Frequently Asked Questions

Cash flow forecasting is the process of estimating the amount of cash that will flow in and out of a business over a certain period. It is an essential tool to help organizations plan for their future cash needs, identify potential shortfalls or surpluses, and make informed, strategic decisions to drive growth.
Budgeting incorporates the expected revenue and expenses for a specific period, while cash flow forecasting tracks the actual cash coming in and going out during a specific period. A budget may include non-cash transactions, such as depreciation, while cash flow forecasting focuses on cash inflows from ongoing operations and external investments, and cash outflows that pay for business activities and investments.
Cash flow forecasting enables organizations to plan for future cash needs, identify potential shortfalls or surpluses, and make strategic financial decisions with confidence. This is especially important during times of heightened uncertainty. By comparing actual cash flows with the forecast, teams can quickly identify discrepancies and potential risks ahead of time.
Cash flow forecasting is only effective with accurate and reliable financial data. It involves making predictions about future performance, which can be challenging in volatile markets or during times of economic uncertainty. Teams can ensure data accuracy by using cash flow forecasting tools that automate data collection and track cash flow in real time.
The frequency with which teams update their cash flow forecasts depends on their organization’s unique needs as well as external factors.

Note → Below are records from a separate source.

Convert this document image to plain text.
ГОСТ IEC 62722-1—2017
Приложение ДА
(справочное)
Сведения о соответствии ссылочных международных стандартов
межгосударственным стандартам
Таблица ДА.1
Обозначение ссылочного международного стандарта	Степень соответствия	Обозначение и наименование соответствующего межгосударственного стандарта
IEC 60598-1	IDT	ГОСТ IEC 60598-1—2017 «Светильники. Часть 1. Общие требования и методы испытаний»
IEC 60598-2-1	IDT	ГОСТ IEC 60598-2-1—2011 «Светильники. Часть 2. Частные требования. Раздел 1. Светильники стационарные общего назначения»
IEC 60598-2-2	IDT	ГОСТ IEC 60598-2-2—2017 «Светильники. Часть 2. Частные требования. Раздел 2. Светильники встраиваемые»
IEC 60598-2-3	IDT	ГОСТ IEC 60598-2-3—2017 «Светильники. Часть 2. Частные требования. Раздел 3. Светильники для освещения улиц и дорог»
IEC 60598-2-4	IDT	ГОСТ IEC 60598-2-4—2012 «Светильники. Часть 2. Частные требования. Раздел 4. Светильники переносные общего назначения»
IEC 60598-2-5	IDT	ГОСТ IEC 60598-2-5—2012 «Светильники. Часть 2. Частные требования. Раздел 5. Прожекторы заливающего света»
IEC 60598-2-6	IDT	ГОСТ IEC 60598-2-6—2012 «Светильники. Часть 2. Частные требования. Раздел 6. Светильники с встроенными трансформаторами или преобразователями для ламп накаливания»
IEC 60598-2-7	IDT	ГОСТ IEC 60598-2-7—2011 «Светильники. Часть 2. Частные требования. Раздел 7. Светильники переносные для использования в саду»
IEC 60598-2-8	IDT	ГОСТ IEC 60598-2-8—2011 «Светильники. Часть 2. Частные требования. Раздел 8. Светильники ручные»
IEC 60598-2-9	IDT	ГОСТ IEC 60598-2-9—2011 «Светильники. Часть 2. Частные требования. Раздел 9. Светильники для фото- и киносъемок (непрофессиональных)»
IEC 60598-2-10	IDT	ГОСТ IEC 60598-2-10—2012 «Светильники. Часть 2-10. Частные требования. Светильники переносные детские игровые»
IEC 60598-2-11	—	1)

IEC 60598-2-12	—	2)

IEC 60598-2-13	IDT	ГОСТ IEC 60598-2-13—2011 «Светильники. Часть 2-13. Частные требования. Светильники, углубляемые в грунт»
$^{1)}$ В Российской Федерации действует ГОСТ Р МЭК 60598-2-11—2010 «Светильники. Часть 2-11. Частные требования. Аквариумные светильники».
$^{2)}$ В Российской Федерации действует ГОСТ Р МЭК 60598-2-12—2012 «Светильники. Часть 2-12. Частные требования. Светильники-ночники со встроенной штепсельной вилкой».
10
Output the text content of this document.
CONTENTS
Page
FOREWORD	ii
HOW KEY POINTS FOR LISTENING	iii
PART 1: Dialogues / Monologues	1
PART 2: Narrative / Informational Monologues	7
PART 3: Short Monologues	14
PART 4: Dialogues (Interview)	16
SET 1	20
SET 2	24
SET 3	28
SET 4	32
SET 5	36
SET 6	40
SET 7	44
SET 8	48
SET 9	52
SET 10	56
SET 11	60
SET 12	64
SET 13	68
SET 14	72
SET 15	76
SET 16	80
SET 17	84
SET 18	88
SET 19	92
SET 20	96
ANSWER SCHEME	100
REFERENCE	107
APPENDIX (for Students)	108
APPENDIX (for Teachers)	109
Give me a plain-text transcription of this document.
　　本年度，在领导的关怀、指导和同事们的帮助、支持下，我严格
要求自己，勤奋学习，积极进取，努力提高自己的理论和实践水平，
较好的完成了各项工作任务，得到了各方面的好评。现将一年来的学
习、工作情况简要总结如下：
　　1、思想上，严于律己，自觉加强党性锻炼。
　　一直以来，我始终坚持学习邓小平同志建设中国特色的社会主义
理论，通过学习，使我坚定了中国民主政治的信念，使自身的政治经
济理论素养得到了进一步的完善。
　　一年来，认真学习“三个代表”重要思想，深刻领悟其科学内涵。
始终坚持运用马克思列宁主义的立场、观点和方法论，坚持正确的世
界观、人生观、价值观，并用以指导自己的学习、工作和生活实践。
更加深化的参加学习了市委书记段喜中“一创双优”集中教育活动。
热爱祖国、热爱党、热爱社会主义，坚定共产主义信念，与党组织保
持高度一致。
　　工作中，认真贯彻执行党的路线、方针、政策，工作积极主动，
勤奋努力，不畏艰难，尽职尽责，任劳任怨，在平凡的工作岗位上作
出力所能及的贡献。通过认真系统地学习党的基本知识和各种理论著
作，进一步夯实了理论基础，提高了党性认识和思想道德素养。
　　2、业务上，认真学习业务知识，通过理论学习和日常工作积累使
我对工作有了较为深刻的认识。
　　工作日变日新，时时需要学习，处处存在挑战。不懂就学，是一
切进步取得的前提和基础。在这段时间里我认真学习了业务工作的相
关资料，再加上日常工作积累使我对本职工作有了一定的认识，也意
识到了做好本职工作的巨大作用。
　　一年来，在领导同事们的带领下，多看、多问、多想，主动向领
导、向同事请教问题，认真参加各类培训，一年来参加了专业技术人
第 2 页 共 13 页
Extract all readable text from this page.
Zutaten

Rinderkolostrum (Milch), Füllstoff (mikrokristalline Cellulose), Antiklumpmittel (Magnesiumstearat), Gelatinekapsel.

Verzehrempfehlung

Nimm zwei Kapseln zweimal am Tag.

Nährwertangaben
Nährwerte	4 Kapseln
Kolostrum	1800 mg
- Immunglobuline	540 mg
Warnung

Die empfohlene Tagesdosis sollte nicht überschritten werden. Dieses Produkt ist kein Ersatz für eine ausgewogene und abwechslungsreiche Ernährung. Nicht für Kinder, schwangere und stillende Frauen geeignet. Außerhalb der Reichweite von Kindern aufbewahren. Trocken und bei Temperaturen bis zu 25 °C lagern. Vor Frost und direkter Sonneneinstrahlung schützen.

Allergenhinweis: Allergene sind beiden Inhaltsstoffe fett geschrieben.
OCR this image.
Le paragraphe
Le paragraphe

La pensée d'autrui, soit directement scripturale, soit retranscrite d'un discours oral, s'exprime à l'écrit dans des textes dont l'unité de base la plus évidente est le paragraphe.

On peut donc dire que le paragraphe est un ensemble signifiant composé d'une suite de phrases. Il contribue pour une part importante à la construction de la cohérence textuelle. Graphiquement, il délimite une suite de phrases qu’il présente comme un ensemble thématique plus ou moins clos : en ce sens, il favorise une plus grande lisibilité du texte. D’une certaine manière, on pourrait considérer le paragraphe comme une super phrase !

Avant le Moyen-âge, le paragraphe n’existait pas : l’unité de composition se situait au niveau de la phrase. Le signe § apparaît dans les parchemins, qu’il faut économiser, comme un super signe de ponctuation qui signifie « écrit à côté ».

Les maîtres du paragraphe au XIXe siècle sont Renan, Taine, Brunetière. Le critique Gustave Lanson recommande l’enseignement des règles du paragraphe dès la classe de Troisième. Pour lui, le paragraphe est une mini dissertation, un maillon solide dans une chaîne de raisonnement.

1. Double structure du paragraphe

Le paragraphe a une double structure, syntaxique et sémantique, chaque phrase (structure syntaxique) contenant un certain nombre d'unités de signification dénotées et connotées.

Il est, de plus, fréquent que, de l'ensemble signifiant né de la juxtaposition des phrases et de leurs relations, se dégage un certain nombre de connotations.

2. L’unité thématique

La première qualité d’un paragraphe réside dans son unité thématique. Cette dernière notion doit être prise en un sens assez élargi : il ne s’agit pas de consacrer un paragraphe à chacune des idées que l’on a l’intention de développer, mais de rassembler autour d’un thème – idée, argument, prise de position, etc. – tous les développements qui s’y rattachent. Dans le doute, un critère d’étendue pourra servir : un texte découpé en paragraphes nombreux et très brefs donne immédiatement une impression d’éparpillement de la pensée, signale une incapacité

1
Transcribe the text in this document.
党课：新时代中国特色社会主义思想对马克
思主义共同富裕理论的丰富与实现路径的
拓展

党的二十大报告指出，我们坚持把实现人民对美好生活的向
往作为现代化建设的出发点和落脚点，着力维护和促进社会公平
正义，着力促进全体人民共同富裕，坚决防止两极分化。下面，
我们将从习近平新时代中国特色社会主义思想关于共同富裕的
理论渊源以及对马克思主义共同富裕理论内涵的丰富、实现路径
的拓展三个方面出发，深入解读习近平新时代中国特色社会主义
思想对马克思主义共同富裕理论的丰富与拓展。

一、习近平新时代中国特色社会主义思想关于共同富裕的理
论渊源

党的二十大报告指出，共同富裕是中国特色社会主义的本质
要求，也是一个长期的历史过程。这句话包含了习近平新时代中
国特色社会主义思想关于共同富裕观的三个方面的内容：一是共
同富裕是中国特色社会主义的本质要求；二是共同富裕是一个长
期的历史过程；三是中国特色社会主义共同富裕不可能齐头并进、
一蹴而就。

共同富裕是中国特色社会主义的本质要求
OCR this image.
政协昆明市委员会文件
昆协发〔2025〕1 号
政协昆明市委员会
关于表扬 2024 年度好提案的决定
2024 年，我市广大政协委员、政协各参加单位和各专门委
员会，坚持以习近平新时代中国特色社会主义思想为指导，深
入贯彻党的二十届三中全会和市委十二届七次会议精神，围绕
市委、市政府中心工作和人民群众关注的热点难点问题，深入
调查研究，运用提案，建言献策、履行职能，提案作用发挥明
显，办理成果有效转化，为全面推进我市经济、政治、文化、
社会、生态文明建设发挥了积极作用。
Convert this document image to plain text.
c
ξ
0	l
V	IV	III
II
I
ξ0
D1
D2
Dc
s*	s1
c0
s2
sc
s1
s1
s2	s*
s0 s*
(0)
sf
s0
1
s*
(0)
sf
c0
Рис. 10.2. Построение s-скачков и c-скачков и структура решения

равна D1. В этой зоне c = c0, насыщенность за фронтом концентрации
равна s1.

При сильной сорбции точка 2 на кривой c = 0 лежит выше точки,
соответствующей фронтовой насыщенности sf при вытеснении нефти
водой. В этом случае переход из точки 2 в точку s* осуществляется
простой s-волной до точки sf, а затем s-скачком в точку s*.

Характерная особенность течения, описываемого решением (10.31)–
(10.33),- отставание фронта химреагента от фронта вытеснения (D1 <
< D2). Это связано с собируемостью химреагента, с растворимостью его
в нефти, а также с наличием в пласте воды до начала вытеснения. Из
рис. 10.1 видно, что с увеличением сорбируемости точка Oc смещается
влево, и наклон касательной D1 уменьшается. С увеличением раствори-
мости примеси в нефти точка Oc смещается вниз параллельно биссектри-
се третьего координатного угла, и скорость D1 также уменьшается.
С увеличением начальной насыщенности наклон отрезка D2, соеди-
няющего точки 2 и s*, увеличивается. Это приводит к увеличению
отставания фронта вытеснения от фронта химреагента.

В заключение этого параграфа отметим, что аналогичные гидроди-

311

Teams can monitor their forecasts on a weekly basis and make any necessary updates to account for changes in business operations, fluctuating demand, market dynamics, and any other new information.
Common challenges with cash flow forecasting include inaccurate or unreliable data, time-consuming calculations and reporting process, unpredictable external drivers such as inflation, making incorrect assumptions about future performance, and limited visibility into cross-organizational data.
Modern software solutions can streamline the cash flow forecasting process and improve data accuracy. Some common tools include cloud-based accounting software, financial modeling software, and cash flow forecasting software. It is essential for teams to choose an adaptable solution that best meets their organization’s needs and integrates with existing data sources.